Este texto es un fragmento de

Llovió la muerte

Rafa González-Palencia

Esperanza

 

Otra carretera oscura, otro salpicadero con olor a nuevo.

 

El rocío pegajoso de la madrugada se coló por el aire acondicionado, añadiendo resina y flores tardías al aroma de concesionario.

 

La luz de los faros sobresaltó a unos conejos arremolinados en una rotonda. Sus cuerpos, diminutos y rígidos, rompieron a vibrar al son de las pupilas frenéticas, los hocicos temblando de ansiedad.

 

El motor de la furgoneta lanzó un quejido. Un puñado de grava suelta tintineó contra los bajos.

 

Sentado en el asiento del copiloto, Kaki se frotaba tranquilamente la nuca contra el reposacabezas, y con cada respiración acunaba bajo la chaqueta su pistola nueva. Una Glock cuatro cero, calibre cuarenta y cinco, con tres leones rampantes grabados en la culata.

 

El tío Roberto se la regaló. Dijo que se la había ganado al póker a un soldado inglés en un garito del puerto. Sucedió la noche antes de que al difunto capitán James Livermore, ex tirador de élite de las SAS británicas y empleado a tiempo parcial por varios infames contratistas privados, lo pelaran como a una ciruela en una casa vacía del barrio de Los Mateos por excederse en sus deberes de interrogador el verano anterior.

 

Su pecado contra Alá: dejar sin párpados, testículos ni ojos —por este orden— al sobrino de un gerifalte de Al Qaeda del Magreb.

 

Para hacerlo, usó un cortapizzas oxidado.

 

Kaki había probado la Glock de los tres leones por primera vez aquella misma mañana.
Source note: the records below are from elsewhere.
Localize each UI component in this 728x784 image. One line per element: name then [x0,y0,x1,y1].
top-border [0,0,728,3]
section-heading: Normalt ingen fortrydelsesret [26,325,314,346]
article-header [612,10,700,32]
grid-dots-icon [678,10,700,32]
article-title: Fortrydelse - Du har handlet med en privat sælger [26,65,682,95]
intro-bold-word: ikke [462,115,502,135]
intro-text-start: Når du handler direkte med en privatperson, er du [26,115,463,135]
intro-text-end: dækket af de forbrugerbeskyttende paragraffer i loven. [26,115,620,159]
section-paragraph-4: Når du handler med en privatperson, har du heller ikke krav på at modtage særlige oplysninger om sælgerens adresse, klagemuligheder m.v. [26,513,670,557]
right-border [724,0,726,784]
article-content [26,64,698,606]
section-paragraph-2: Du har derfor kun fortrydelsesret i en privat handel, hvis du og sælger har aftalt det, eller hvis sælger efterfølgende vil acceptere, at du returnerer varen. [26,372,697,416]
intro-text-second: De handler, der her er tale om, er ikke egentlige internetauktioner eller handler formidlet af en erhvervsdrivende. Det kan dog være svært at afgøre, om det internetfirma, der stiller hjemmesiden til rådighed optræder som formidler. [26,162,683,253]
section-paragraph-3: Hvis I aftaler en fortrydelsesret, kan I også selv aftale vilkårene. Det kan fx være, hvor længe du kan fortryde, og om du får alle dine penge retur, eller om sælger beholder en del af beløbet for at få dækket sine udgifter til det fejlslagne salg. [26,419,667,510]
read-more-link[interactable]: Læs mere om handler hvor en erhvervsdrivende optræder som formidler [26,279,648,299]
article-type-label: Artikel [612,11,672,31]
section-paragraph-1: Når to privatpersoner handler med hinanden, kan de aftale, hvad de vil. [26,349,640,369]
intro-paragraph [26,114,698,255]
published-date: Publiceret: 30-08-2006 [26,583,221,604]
Contra el perro. Durante los últimos dieciocho meses, el viejo Brujo había desarrollado una enfermedad degenerativa de la espina dorsal. Una mielopatía, similar a la esclerosis humana, que normalmente afecta solo a los pastores alemanes. Pero aquel mastín grisáceo, enjuto y babeante la desarrolló por sí mismo, sin aparente razón genética.

 

A veces, las circunstancias que deciden la vida no tienen justificación, ni siquiera pueden explicarse. Tan solo aparecen y no queda más remedio que afrontarlas.

 

Iban a sacrificarlo al día siguiente, pero a Kaki le pareció más honesto matarlo cara a cara, sin jaulas de dos metros cuadrados, ni extraños, ni camillas heladas.

 

El percutor de titanio chasqueó, liviano. La detonación del arma sonó igual que la palmada con la que una madre manda callar a sus hijos: familiar pero no exenta de crueldad.

 

El maltrecho Brujo no apartó la vista de su dueño hasta que el impacto le giró violentamente la cabeza hacia atrás. Medio cerebro le saltó por los aires y aterrizó como una plasta rosácea sobre una lona de plástico en el suelo. Sus patas huesudas crujieron, se estiraron de pronto y luego se desplomaron junto a él, desordenadas.